I and the web analytics Industry in general was flabbergasted by the announcement of the Adobe Omniture marriage and there’s been a big ‘huh?’ debate going on since; which I see no reason to elaborate on. Eric does (as usual) some good analysis/commentary in his two posts Thoughts on Adobe + Omniture and More color on Adobe + Omniture.
However; I would like to set free my long term belief about this, as I can see some positive momentum in justifying the deal – people getting lulled into thinking that it might make sense (it does not).
To put it politely, I am probably less optimistic about the value of this particular acquisition than most are (quite honestly, I believe it’s broken). Though, I am happy to see that we all agree about this not being a deal about revenue and/or bettering the overall margin of Adobe product sales, which is something Omniture cannot help with, quite the opposite actually. So it must be about the technology, and there is no doubt about the fact that uniting content and tracking is an inevitable next step for the analytics industry.

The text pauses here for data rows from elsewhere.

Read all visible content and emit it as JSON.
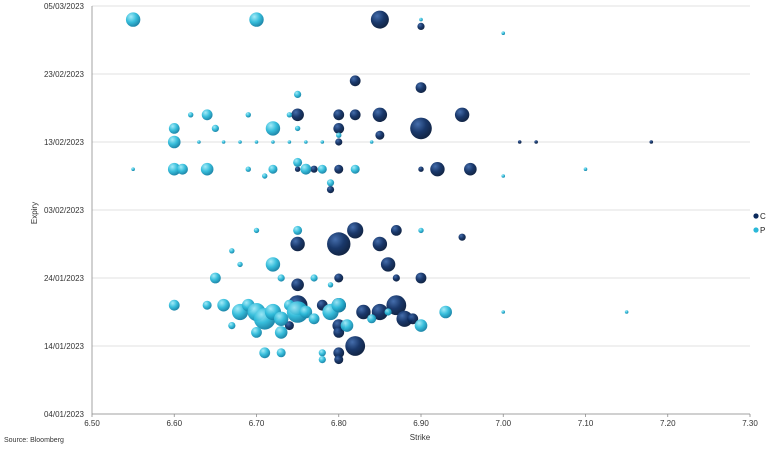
{
  "source": "Source: Bloomberg",
  "colors": {
    "call": "#0b2a5c",
    "put": "#2ab8d8",
    "grid": "#d9d9d9",
    "axis": "#8c8c8c"
  },
  "chart_data": {
    "type": "scatter",
    "xlabel": "Strike",
    "ylabel": "Expiry",
    "xlim": [
      6.5,
      7.3
    ],
    "ylim": [
      "04/01/2023",
      "05/03/2023"
    ],
    "x_ticks": [
      "6.50",
      "6.60",
      "6.70",
      "6.80",
      "6.90",
      "7.00",
      "7.10",
      "7.20",
      "7.30"
    ],
    "y_ticks": [
      "04/01/2023",
      "14/01/2023",
      "24/01/2023",
      "03/02/2023",
      "13/02/2023",
      "23/02/2023",
      "05/03/2023"
    ],
    "grid": true,
    "legend_position": "right",
    "series": [
      {
        "name": "C",
        "color": "#0b2a5c",
        "points": [
          [
            6.85,
            "03/03/2023",
            10
          ],
          [
            6.9,
            "02/03/2023",
            4
          ],
          [
            6.82,
            "22/02/2023",
            6
          ],
          [
            6.9,
            "21/02/2023",
            6
          ],
          [
            6.75,
            "17/02/2023",
            7
          ],
          [
            6.8,
            "17/02/2023",
            6
          ],
          [
            6.82,
            "17/02/2023",
            6
          ],
          [
            6.85,
            "17/02/2023",
            8
          ],
          [
            6.95,
            "17/02/2023",
            8
          ],
          [
            6.8,
            "15/02/2023",
            6
          ],
          [
            6.9,
            "15/02/2023",
            12
          ],
          [
            6.85,
            "14/02/2023",
            5
          ],
          [
            6.8,
            "13/02/2023",
            4
          ],
          [
            7.02,
            "13/02/2023",
            2
          ],
          [
            7.04,
            "13/02/2023",
            2
          ],
          [
            7.18,
            "13/02/2023",
            2
          ],
          [
            6.75,
            "09/02/2023",
            3
          ],
          [
            6.77,
            "09/02/2023",
            4
          ],
          [
            6.8,
            "09/02/2023",
            5
          ],
          [
            6.9,
            "09/02/2023",
            3
          ],
          [
            6.92,
            "09/02/2023",
            8
          ],
          [
            6.96,
            "09/02/2023",
            7
          ],
          [
            6.79,
            "06/02/2023",
            4
          ],
          [
            6.82,
            "31/01/2023",
            9
          ],
          [
            6.87,
            "31/01/2023",
            6
          ],
          [
            6.95,
            "30/01/2023",
            4
          ],
          [
            6.75,
            "29/01/2023",
            8
          ],
          [
            6.8,
            "29/01/2023",
            13
          ],
          [
            6.85,
            "29/01/2023",
            8
          ],
          [
            6.86,
            "26/01/2023",
            8
          ],
          [
            6.75,
            "23/01/2023",
            7
          ],
          [
            6.8,
            "24/01/2023",
            5
          ],
          [
            6.87,
            "24/01/2023",
            4
          ],
          [
            6.9,
            "24/01/2023",
            6
          ],
          [
            6.75,
            "20/01/2023",
            11
          ],
          [
            6.78,
            "20/01/2023",
            6
          ],
          [
            6.8,
            "20/01/2023",
            8
          ],
          [
            6.83,
            "19/01/2023",
            8
          ],
          [
            6.85,
            "19/01/2023",
            9
          ],
          [
            6.87,
            "20/01/2023",
            11
          ],
          [
            6.88,
            "18/01/2023",
            9
          ],
          [
            6.8,
            "17/01/2023",
            7
          ],
          [
            6.89,
            "18/01/2023",
            6
          ],
          [
            6.74,
            "17/01/2023",
            5
          ],
          [
            6.8,
            "16/01/2023",
            6
          ],
          [
            6.82,
            "14/01/2023",
            11
          ],
          [
            6.8,
            "13/01/2023",
            6
          ],
          [
            6.8,
            "12/01/2023",
            5
          ]
        ]
      },
      {
        "name": "P",
        "color": "#2ab8d8",
        "points": [
          [
            6.55,
            "03/03/2023",
            8
          ],
          [
            6.7,
            "03/03/2023",
            8
          ],
          [
            6.9,
            "03/03/2023",
            2
          ],
          [
            7.0,
            "01/03/2023",
            2
          ],
          [
            6.75,
            "20/02/2023",
            4
          ],
          [
            6.62,
            "17/02/2023",
            3
          ],
          [
            6.64,
            "17/02/2023",
            6
          ],
          [
            6.69,
            "17/02/2023",
            3
          ],
          [
            6.74,
            "17/02/2023",
            3
          ],
          [
            6.6,
            "15/02/2023",
            6
          ],
          [
            6.65,
            "15/02/2023",
            4
          ],
          [
            6.72,
            "15/02/2023",
            8
          ],
          [
            6.75,
            "15/02/2023",
            3
          ],
          [
            6.8,
            "14/02/2023",
            3
          ],
          [
            6.6,
            "13/02/2023",
            7
          ],
          [
            6.63,
            "13/02/2023",
            2
          ],
          [
            6.66,
            "13/02/2023",
            2
          ],
          [
            6.68,
            "13/02/2023",
            2
          ],
          [
            6.7,
            "13/02/2023",
            2
          ],
          [
            6.72,
            "13/02/2023",
            2
          ],
          [
            6.74,
            "13/02/2023",
            2
          ],
          [
            6.76,
            "13/02/2023",
            2
          ],
          [
            6.78,
            "13/02/2023",
            2
          ],
          [
            6.84,
            "13/02/2023",
            2
          ],
          [
            6.75,
            "10/02/2023",
            5
          ],
          [
            6.55,
            "09/02/2023",
            2
          ],
          [
            6.6,
            "09/02/2023",
            7
          ],
          [
            6.61,
            "09/02/2023",
            6
          ],
          [
            6.64,
            "09/02/2023",
            7
          ],
          [
            6.69,
            "09/02/2023",
            3
          ],
          [
            6.72,
            "09/02/2023",
            5
          ],
          [
            6.76,
            "09/02/2023",
            6
          ],
          [
            6.78,
            "09/02/2023",
            5
          ],
          [
            6.82,
            "09/02/2023",
            5
          ],
          [
            6.71,
            "08/02/2023",
            3
          ],
          [
            6.79,
            "07/02/2023",
            4
          ],
          [
            7.1,
            "09/02/2023",
            2
          ],
          [
            7.0,
            "08/02/2023",
            2
          ],
          [
            6.7,
            "31/01/2023",
            3
          ],
          [
            6.75,
            "31/01/2023",
            5
          ],
          [
            6.9,
            "31/01/2023",
            3
          ],
          [
            6.67,
            "28/01/2023",
            3
          ],
          [
            6.68,
            "26/01/2023",
            3
          ],
          [
            6.72,
            "26/01/2023",
            8
          ],
          [
            6.65,
            "24/01/2023",
            6
          ],
          [
            6.73,
            "24/01/2023",
            4
          ],
          [
            6.77,
            "24/01/2023",
            4
          ],
          [
            6.79,
            "23/01/2023",
            3
          ],
          [
            6.6,
            "20/01/2023",
            6
          ],
          [
            6.64,
            "20/01/2023",
            5
          ],
          [
            6.66,
            "20/01/2023",
            7
          ],
          [
            6.68,
            "19/01/2023",
            9
          ],
          [
            6.69,
            "20/01/2023",
            7
          ],
          [
            6.7,
            "19/01/2023",
            10
          ],
          [
            6.71,
            "18/01/2023",
            12
          ],
          [
            6.72,
            "19/01/2023",
            9
          ],
          [
            6.73,
            "18/01/2023",
            8
          ],
          [
            6.74,
            "20/01/2023",
            6
          ],
          [
            6.75,
            "19/01/2023",
            12
          ],
          [
            6.76,
            "19/01/2023",
            7
          ],
          [
            6.77,
            "18/01/2023",
            6
          ],
          [
            6.79,
            "19/01/2023",
            9
          ],
          [
            6.8,
            "20/01/2023",
            8
          ],
          [
            6.81,
            "17/01/2023",
            7
          ],
          [
            6.84,
            "18/01/2023",
            5
          ],
          [
            6.86,
            "19/01/2023",
            4
          ],
          [
            6.9,
            "17/01/2023",
            7
          ],
          [
            6.93,
            "19/01/2023",
            7
          ],
          [
            7.0,
            "19/01/2023",
            2
          ],
          [
            7.15,
            "19/01/2023",
            2
          ],
          [
            6.67,
            "17/01/2023",
            4
          ],
          [
            6.7,
            "16/01/2023",
            6
          ],
          [
            6.73,
            "16/01/2023",
            7
          ],
          [
            6.71,
            "13/01/2023",
            6
          ],
          [
            6.73,
            "13/01/2023",
            5
          ],
          [
            6.78,
            "13/01/2023",
            4
          ],
          [
            6.78,
            "12/01/2023",
            4
          ]
        ]
      }
    ]
  }
}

That said, in the desire to unite content and tracking (and the subsequent optimization) I assume that those involved (Adobe) understand that the current data-collection methodology – primarily Script/Pixel tagging – is a HACK. It was never intended to be more than an intermediate delivery mechanism and a way of circumventing the IT department until we got true access to the data stream. So the future should not, and is unlikely to, include a, as some put it “installing tags” task (something which we debated vigorously at X change earlier this month). If we think about the task (detailed event tracking) at hand for a second and extrapolate today’s web-page status into a future of web-applications (which is happening as we speak). In this scenario we must also accept the arrival of a Web OS of a kind – which could be the browser, which is what we are seeing today, but it could also be something like Chrome OS or a Adobe AIR permutation if you like (to keep a positive tone in this post). In this scenario, which I again believe is inevitable, we have some history to draw our conclusions from, which is, if I use MS Windows as an example, 25 years of event handling and logging. You would NEVER dream of tagging a windows application, why?, because the whole application is built around an event log which you can choose to tap into if needed. The Web OS (in whatever shape or form it arrives) will most certainly and without doubt include the same thinking.
In the above situation, buying a JavaScript tagging company (this might be too harsh a statement) based on yesterday’s idea is worthless; what they needed was actually to build this themselves. For adobe this is (must be) an inherent part of their future thinking, if they want to play in the Web OS game. Building it them selves could include acquiring a company for the engineers and analytics understanding; and for this, Omniture and their limited and by that calculation very expensive few hundred engineers doesn’t count.
If you want my quick quotable conclusion and a quick $100 bet; what we’ve seen is the best of Omniture and any succeeding years from here will be downhill in revenue and likely innovation, furthermore the content and tracking marriage will be won and or lost on a Web OS level – and thus likely to be between Google, Microsoft and perhaps even somebody like Mozilla.
Sorry for the rant, but being an Entrepreneur and as frugal as I am, it just hurts to see the right thinking (content+tracking strategy), but $1.8B wasted on the wrong execution.
Anywho, from one Entrepreneur to another: congrats to Josh, John and team. Well done!
(1) I’m told that SAP looked at Omniture as well (briefly though), which in the current situation (not thinking ahead) and without disrupting Omniture business would have made much more sense.